Selon attestation de dévolution successorale établie par une Etude Notariale, Monsieur André X décédé le 26 mars 2008 a laissé pour recueillir sa succession sa fille, Madame Nathalie Y et Madame Eloise Z, en qualité de légataire universelle des biens dépendant de la succession.
           Or, selon la Caisse Régionale d’Assurance Maladie,  seule Nathalie Z, serait redevable de la somme de 50.000 € au titre de la récupération de l’allocation sur succession.
           Madame Eloise Z, quant à elle, après avoir été sollicitée dans un premier temps par la CRAM pour sa part de remboursement de la somme susvisée, n’est plus recherchée aujourd’hui.

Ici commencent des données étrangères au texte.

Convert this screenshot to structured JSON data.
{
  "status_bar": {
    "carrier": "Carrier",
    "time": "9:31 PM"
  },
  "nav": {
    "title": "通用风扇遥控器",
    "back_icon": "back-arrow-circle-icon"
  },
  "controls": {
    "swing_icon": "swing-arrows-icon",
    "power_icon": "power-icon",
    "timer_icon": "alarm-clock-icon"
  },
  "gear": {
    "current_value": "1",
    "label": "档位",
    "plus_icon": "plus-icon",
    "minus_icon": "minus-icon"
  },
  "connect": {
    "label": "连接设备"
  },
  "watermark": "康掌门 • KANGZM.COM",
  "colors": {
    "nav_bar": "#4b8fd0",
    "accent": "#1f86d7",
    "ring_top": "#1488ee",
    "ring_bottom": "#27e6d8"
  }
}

           La question posée ici concerne l’obligation à la dette de l’héritier en nue-propriété (Nathalie Y), et plus particulièrement la répartition du passif successoral entre héritiers nu-propriétaire et usufruitier (Eloise Z).

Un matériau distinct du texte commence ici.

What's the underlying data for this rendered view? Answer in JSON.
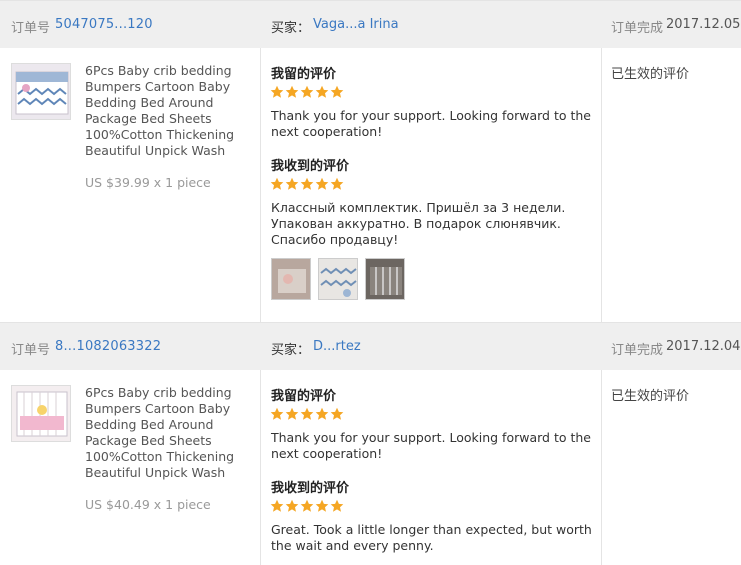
{
  "colors": {
    "header_bg": "#efefef",
    "link": "#3a78c2",
    "star": "#f5a623",
    "divider": "#e4e4e4"
  },
  "orders": [
    {
      "order_label": "订单号",
      "order_number": "5047075...120",
      "buyer_label": "买家：",
      "buyer_name": "Vaga...a Irina",
      "status_label": "订单完成",
      "date": "2017.12.05",
      "product": {
        "title": "6Pcs Baby crib bedding Bumpers Cartoon Baby Bedding Bed Around Package Bed Sheets 100%Cotton Thickening Beautiful Unpick Wash",
        "price": "US $39.99 x 1 piece"
      },
      "my_review": {
        "heading": "我留的评价",
        "rating": 5,
        "text": "Thank you for your support. Looking forward to the next cooperation!"
      },
      "received_review": {
        "heading": "我收到的评价",
        "rating": 5,
        "text": "Классный комплектик. Пришёл за 3 недели. Упакован аккуратно. В подарок слюнявчик. Спасибо продавцу!",
        "photos": [
          "photo-1",
          "photo-2",
          "photo-3"
        ]
      },
      "review_status": "已生效的评价"
    },
    {
      "order_label": "订单号",
      "order_number": "8...1082063322",
      "buyer_label": "买家：",
      "buyer_name": "D...rtez",
      "status_label": "订单完成",
      "date": "2017.12.04",
      "product": {
        "title": "6Pcs Baby crib bedding Bumpers Cartoon Baby Bedding Bed Around Package Bed Sheets 100%Cotton Thickening Beautiful Unpick Wash",
        "price": "US $40.49 x 1 piece"
      },
      "my_review": {
        "heading": "我留的评价",
        "rating": 5,
        "text": "Thank you for your support. Looking forward to the next cooperation!"
      },
      "received_review": {
        "heading": "我收到的评价",
        "rating": 5,
        "text": "Great. Took a little longer than expected, but worth the wait and every penny."
      },
      "review_status": "已生效的评价"
    }
  ]
}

           En d’autres termes qui du nu-propriétaire ou de l’usufruitier doit supporter la dette successorale ? Selon quelles proportions ? Et surtout la CRAM peut-elle choisir de réclamer la somme due au titre de l’allocation récupérable à un seul des successeurs ?
           Dans un premier temps, la Cour de Cassation a jugé, dans un arrêt du 9 décembre 2003 (Bull. Civ. I, n° 255, D 2004, Somm. p. 2336), que l’usufruitier universel n’était tenu que des intérêts du passif successoral, le nu-propriétaire devant, quant à lui, assumer le capital du même passif.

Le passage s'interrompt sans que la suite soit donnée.